The KDWPT then sends out surveys and uses that data to get an estimate on the number of fish harvested that year, which gives them an idea of what the population looks like and shows what water conditions are like. In Oklahoma, the state's Paddlefish Research Center offers a better idea of what the spoonbill population is like.

"They collect fish from anglers and they process it, where they cut the meat off and bag it and they give it back to anglers as fileted fish," Neely said. "In return, Oklahoma gets the information on the fish — the length, the weight, they can figure out how old the fish is back taking a section of its jaw bone — and most importantly, they get the eggs out of it and they sell that as caviar, so they get money that way."

He said the KDWPT uses that data for fish in the Neosho River. The data shows that a lot of fish were hatched in 1999, and that class of fish is coming up on the end of its lifespan, typically 17-18 years.

"So those fish, if they haven't been caught or died otherwise, they're dying of old age at this point," Neely said. "And that was a concern; that those fish aren't in the system anymore.

"Fortunately, a bunch of fish hatched within the last couple of years and that one looks like it's going to support the system for a while. And those are all naturally reproduced fish, so they spawn on their own and they maintain the population on their own. There aren't many places where they do that."

Alternatively, the fish coming through the Marais des Cygnes River are stocked annually by Missouri officials at Truman Lake, so its numbers are more consistent.
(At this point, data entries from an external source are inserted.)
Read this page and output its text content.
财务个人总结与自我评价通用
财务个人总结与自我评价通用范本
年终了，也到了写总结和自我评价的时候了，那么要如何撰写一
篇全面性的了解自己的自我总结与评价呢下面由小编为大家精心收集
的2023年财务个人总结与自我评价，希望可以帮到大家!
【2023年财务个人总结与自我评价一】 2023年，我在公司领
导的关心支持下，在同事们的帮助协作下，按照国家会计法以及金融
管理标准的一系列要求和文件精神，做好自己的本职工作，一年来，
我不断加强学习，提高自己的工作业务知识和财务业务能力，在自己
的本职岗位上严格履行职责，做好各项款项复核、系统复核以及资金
The Topeka Capital-Journal (http://bit.ly/2npTNOV ) reports that Kansas stocks paddlefish in John Redmond Reservoir, and those fish will come through the dam to live in the Neosho River and then swim upstream to the dam in Burlington where there is a snag fishery. Those fish are typically smaller because they're not as old and they're not gaining as much weight as the fish living in reservoirs in Oklahoma. Neely said the state also has stocked them in Tuttle Creek in Manhattan.

"We lack the habitat," Neely said. "Our numbers year-round, we have less than other states. We don't have the consistent stocking program that Missouri does.
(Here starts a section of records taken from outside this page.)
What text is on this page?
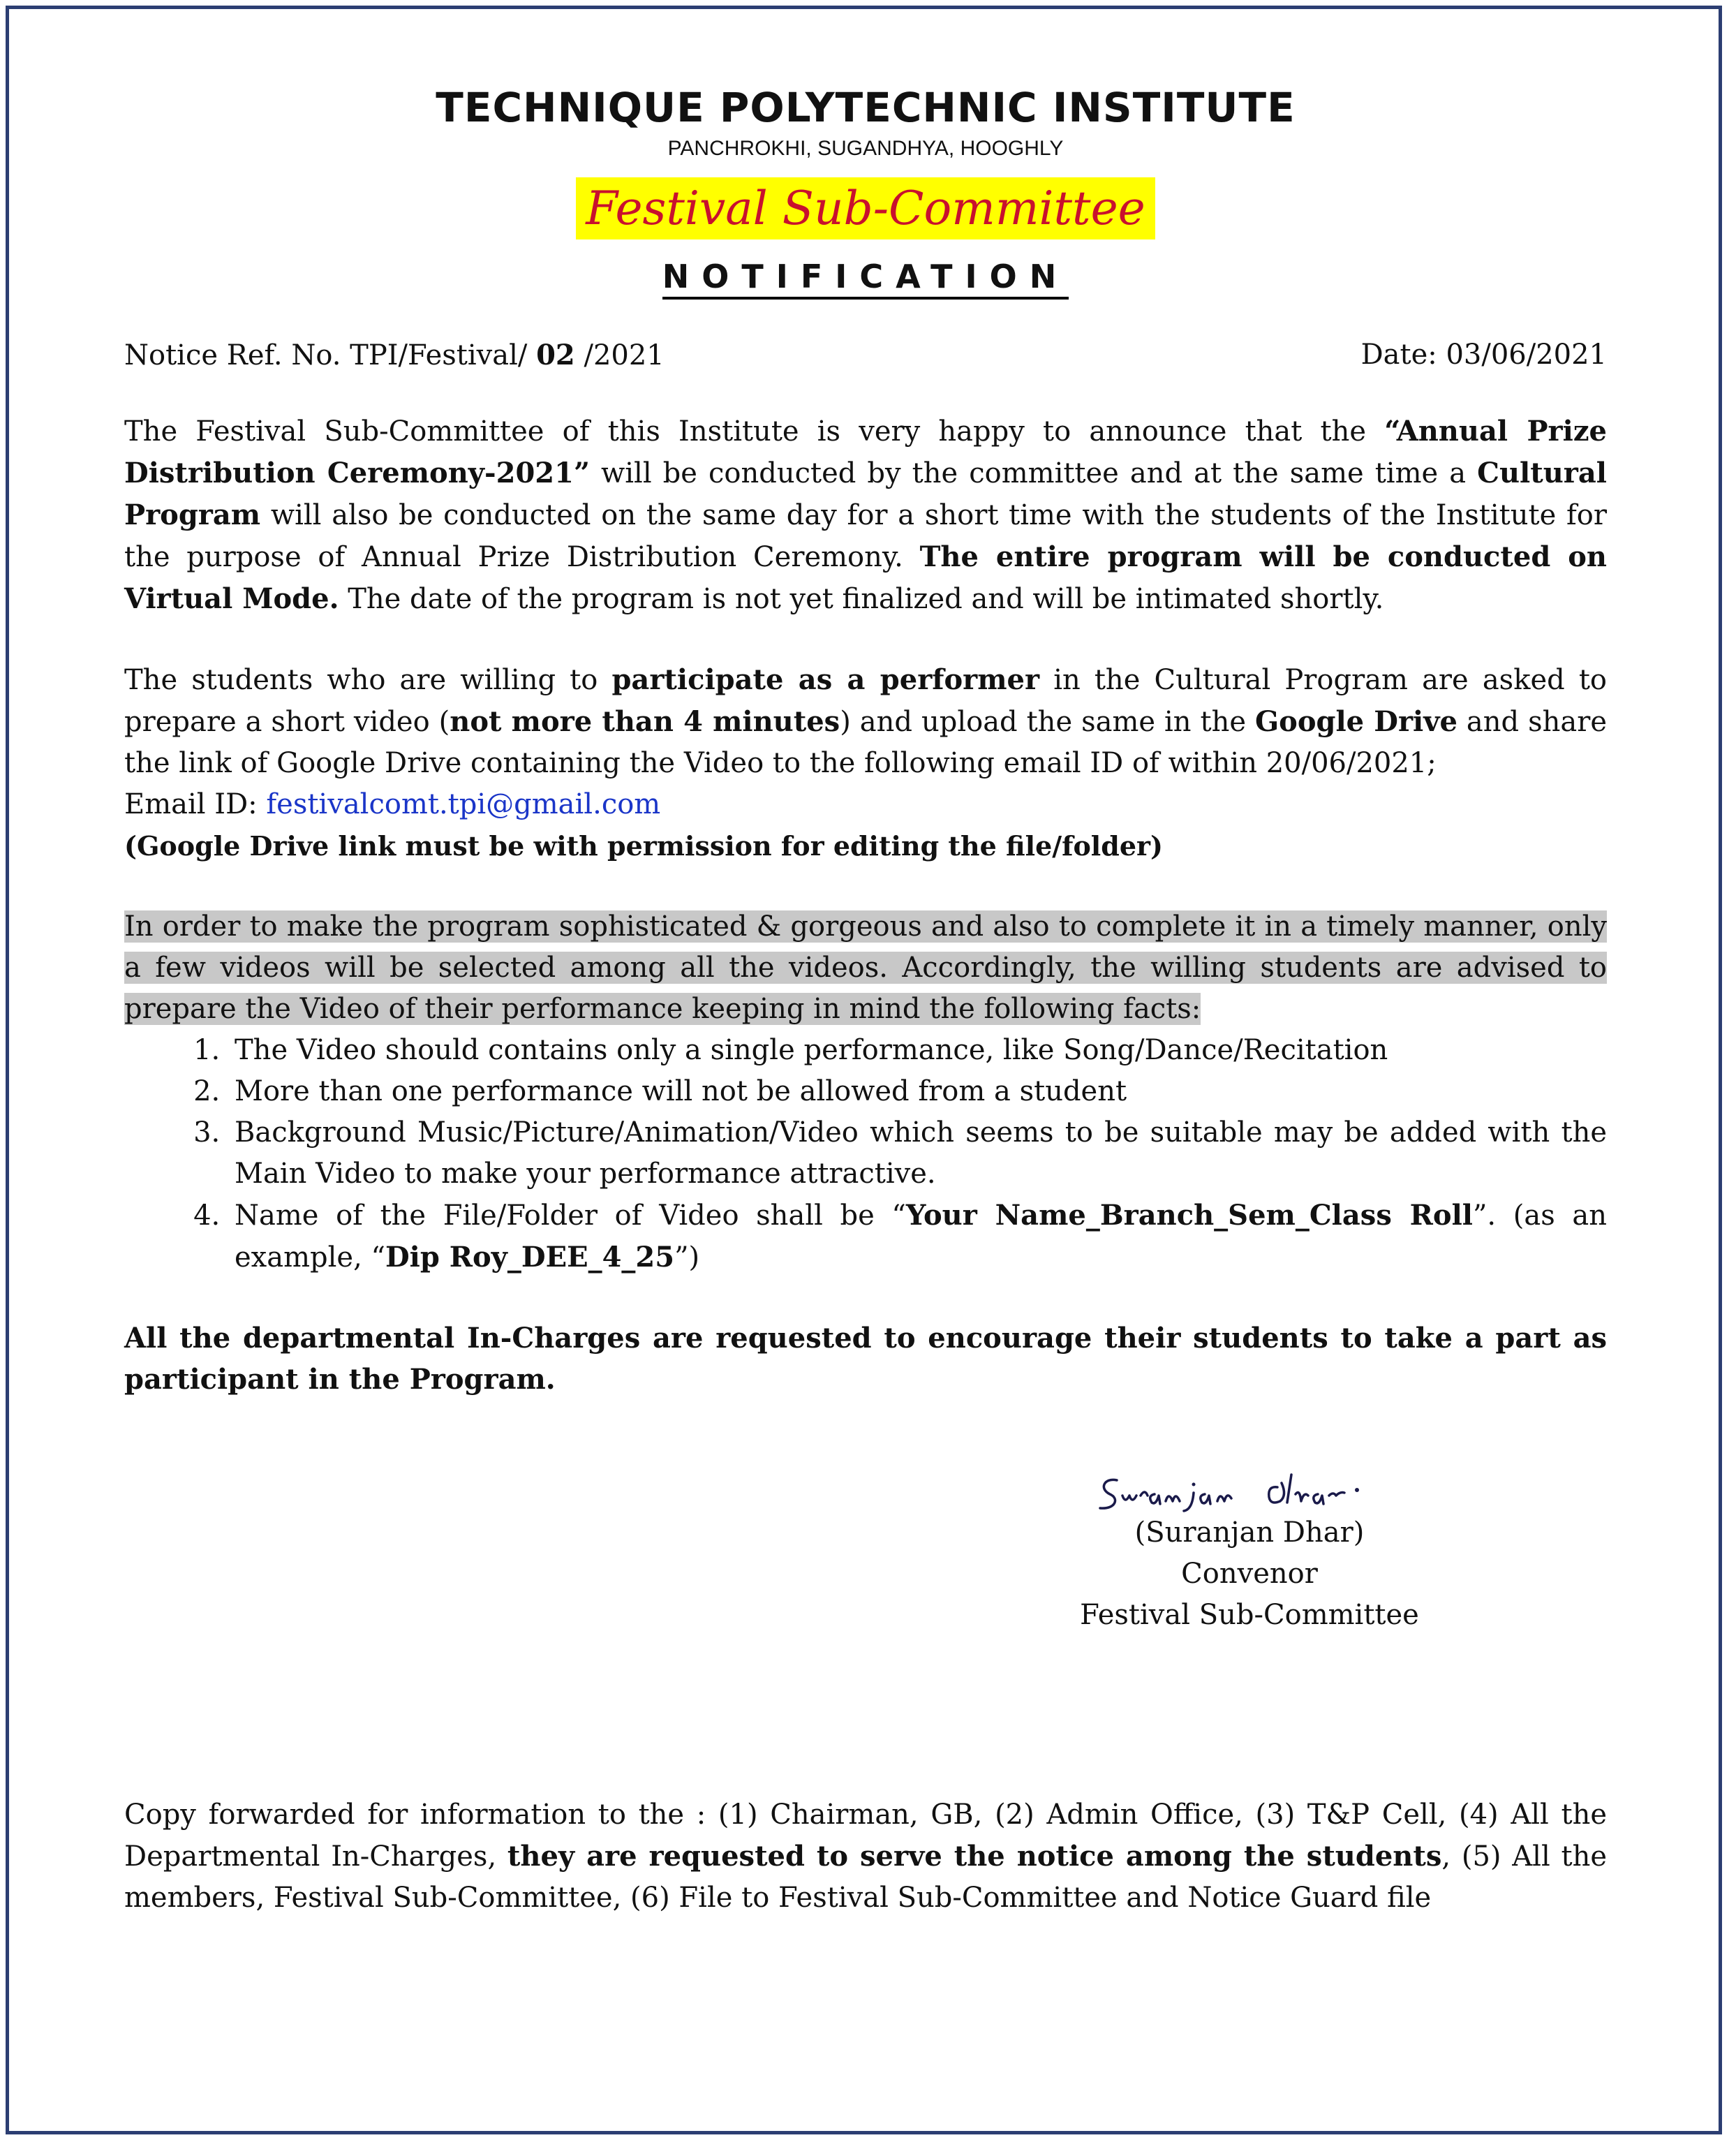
TECHNIQUE POLYTECHNIC INSTITUTE
PANCHROKHI, SUGANDHYA, HOOGHLY
Festival Sub-Committee
NOTIFICATION
Notice Ref. No. TPI/Festival/ 02 /2021	Date: 03/06/2021
The Festival Sub-Committee of this Institute is very happy to announce that the “Annual Prize Distribution Ceremony-2021” will be conducted by the committee and at the same time a Cultural Program will also be conducted on the same day for a short time with the students of the Institute for the purpose of Annual Prize Distribution Ceremony. The entire program will be conducted on Virtual Mode. The date of the program is not yet finalized and will be intimated shortly.
The students who are willing to participate as a performer in the Cultural Program are asked to prepare a short video (not more than 4 minutes) and upload the same in the Google Drive and share the link of Google Drive containing the Video to the following email ID of within 20/06/2021;
Email ID: festivalcomt.tpi@gmail.com
(Google Drive link must be with permission for editing the file/folder)
In order to make the program sophisticated & gorgeous and also to complete it in a timely manner, only a few videos will be selected among all the videos. Accordingly, the willing students are advised to prepare the Video of their performance keeping in mind the following facts:
1. The Video should contains only a single performance, like Song/Dance/Recitation
2. More than one performance will not be allowed from a student
3. Background Music/Picture/Animation/Video which seems to be suitable may be added with the Main Video to make your performance attractive.
4. Name of the File/Folder of Video shall be “Your Name_Branch_Sem_Class Roll”. (as an example, “Dip Roy_DEE_4_25”)
All the departmental In-Charges are requested to encourage their students to take a part as participant in the Program.
(Suranjan Dhar)
Convenor
Festival Sub-Committee
Copy forwarded for information to the : (1) Chairman, GB, (2) Admin Office, (3) T&P Cell, (4) All the Departmental In-Charges, they are requested to serve the notice among the students, (5) All the members, Festival Sub-Committee, (6) File to Festival Sub-Committee and Notice Guard file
"They get a lot of folks that come to Lake of the Ozarks and Truman Reservoir and Tablerock to fish for these things, and we just don't have that big of water in Kansas. Those are 40,000- or 60,000-acre lakes and Milford's our biggest at around 16,000."

He said the state recently collaborated with the Oklahoma Department of Wildlife and Conservation on a project to look at spawning habitat availability to try to identify areas where spawning habitat is sufficient and then try to model the state's bodies of water after those areas by raising or lowering water levels.

Neely offered Grand Lake in Oklahoma as an example of a highly productive system. He said paddlefish grow faster in that body of water than almost anywhere else in the world because of the high availability of food.

"It boggles my mind how a fish can get up to 100 pounds and never eat anything that you can see with a naked eye," Neely said. "It's just really neat how they can do it."